Toddler on a dragonfly zips through nutritional choices like yogurt, smoothies, and a nutritional shake

Nutritious Ways to Boost Your Toddler's Weight

Last updated: August 2021

Maintaining a healthy weight is essential for someone with cystic fibrosis. A low BMI is a risk factor in lung function decline and a normal BMI may help reduce the risk of lung infections.1,2 However, because many with CF struggle with pancreatic insufficiency, gaining or maintaining weight is a challenge.

The importance of weight gain when living with CF

We all know a few easy tips and tricks to gain weight, such as pigging out on chips and ice cream while binge-watching your favorite show from the couch. However, weight gain with CF is not so simple.

When you are living with cystic fibrosis, you have to maintain a healthy lifestyle in order to better manage your disease, so being sedentary and eating dozens of donuts is not really a great long-term option, even if the result is a high BMI.

Now that my daughter is 3, I have gone through a lot of trial and error over the past few years seeking out ways to keep her weight gain options nutritionally rich. Here are a few nutritious ways to boost or maintain your toddler's weight and BMI that have worked for us!

Cystic fibrosis diet ideas for my toddler

Hemp seeds

Just two tablespoons of hemp seeds have 110 calories, 6 grams of protein, and nearly 10 grams of fat. In addition to being a great calorie booster for puree, yogurt and smoothies, hemp seeds are rich in vitamins and minerals such as vitamin E, folate, and potassium. Hemp seeds are also rich in omega 3s, which can reduce inflammation within the body.3 They are also fantastic for keeping the digestive system healthy because of the high fiber content.

Coconut and almond yogurts

There are many dairy-free yogurts on the market that contain healthy probiotics for good digestion, healthy fats, and are a good source of protein. A few of our favorites tend to be coconut and almond yogurts marketed towards adults. Looking outside of the baby and toddler section for snacks for my daughter has been one of my keys to success in healthy weight gain. Many popular children’s yogurts can contain several tablespoons of added sugar.
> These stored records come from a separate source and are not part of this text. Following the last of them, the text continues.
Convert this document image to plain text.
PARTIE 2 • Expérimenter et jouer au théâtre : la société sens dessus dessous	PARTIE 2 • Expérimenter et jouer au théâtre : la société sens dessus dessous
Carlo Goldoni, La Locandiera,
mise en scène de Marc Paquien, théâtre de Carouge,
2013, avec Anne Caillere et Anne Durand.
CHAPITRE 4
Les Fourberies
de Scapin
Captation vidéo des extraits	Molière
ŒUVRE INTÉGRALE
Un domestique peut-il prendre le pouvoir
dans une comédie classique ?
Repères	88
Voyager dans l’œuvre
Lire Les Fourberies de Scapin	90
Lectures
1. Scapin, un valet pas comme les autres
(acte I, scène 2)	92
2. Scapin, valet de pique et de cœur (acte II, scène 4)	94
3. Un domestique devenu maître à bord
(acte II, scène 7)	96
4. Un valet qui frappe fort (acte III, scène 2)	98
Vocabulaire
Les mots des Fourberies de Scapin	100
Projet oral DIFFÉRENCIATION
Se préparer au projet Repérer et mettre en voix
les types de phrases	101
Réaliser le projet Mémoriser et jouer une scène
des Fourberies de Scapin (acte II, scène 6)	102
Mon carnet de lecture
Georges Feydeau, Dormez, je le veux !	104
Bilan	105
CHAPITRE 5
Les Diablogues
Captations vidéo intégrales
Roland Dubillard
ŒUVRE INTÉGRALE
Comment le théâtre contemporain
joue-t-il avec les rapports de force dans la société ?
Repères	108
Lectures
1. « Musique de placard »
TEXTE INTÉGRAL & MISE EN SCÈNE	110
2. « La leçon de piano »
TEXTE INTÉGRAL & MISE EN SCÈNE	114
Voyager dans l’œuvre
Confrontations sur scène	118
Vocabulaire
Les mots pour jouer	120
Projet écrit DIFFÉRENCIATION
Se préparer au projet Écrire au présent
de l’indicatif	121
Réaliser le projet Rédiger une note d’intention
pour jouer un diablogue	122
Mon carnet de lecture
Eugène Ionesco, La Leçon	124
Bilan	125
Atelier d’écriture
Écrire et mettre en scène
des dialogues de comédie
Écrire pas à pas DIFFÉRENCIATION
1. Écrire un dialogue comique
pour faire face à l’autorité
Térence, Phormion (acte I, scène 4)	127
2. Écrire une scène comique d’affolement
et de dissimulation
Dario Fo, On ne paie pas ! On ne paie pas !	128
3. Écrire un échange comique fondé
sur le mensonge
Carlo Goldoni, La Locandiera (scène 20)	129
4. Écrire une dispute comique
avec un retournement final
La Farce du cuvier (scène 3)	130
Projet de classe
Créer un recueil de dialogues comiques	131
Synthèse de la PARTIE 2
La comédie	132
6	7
To get the benefits of full fat, high protein yogurts without the sugar, we buy plain yogurt and sweeten it with a touch of maple syrup at home. Now, maple syrup is no superfood, but as an alternative to table sugar, it’s definitely a winner. It has a lower glycemic index and even has some antioxidants.

Yogurt is also a great way to sneak in additional calorie boosters like chia seeds, hemp seeds, or ground flax seeds. Sometimes we take plain vanilla yogurt and add chocolate chips and crumbled graham crackers for a yummy dessert.

We love the Silk unsweetened, vanilla almond yogurt.

Homemade french toast and pancakes

Pancakes and french toast are two meals I turn to when my daughter needs to gain weight. To make it a nutritionally-minded meal, we choose one slice of Ezekiel Sprouted Bread and soak it in one egg, with ½ tsp vanilla extract. Occasionally I will add 1-2 tablespoons of plant-based protein powder to the french toast mixture before soaking the break. Our favorite is by the brand Tone It Up and it’s the Vanilla Protein.4 After soaking the bread, we fry it in virgin coconut oil. Coconut oil has the most benefits when it is virgin and unrefined. It has several medium-chain fatty acids. And one research study suggests it may even help protect the liver from damage, which is an added bonus for our little ones with CF.5

At home, we make pancakes by mixing ½ of a banana with one pasture-raised egg then add ¼ cup of almond flour with ½ tbsp of maple syrup. This makes a great combination of protein, fat, and healthy carbs for nutritious weight gain for a toddler with cystic fibrosis.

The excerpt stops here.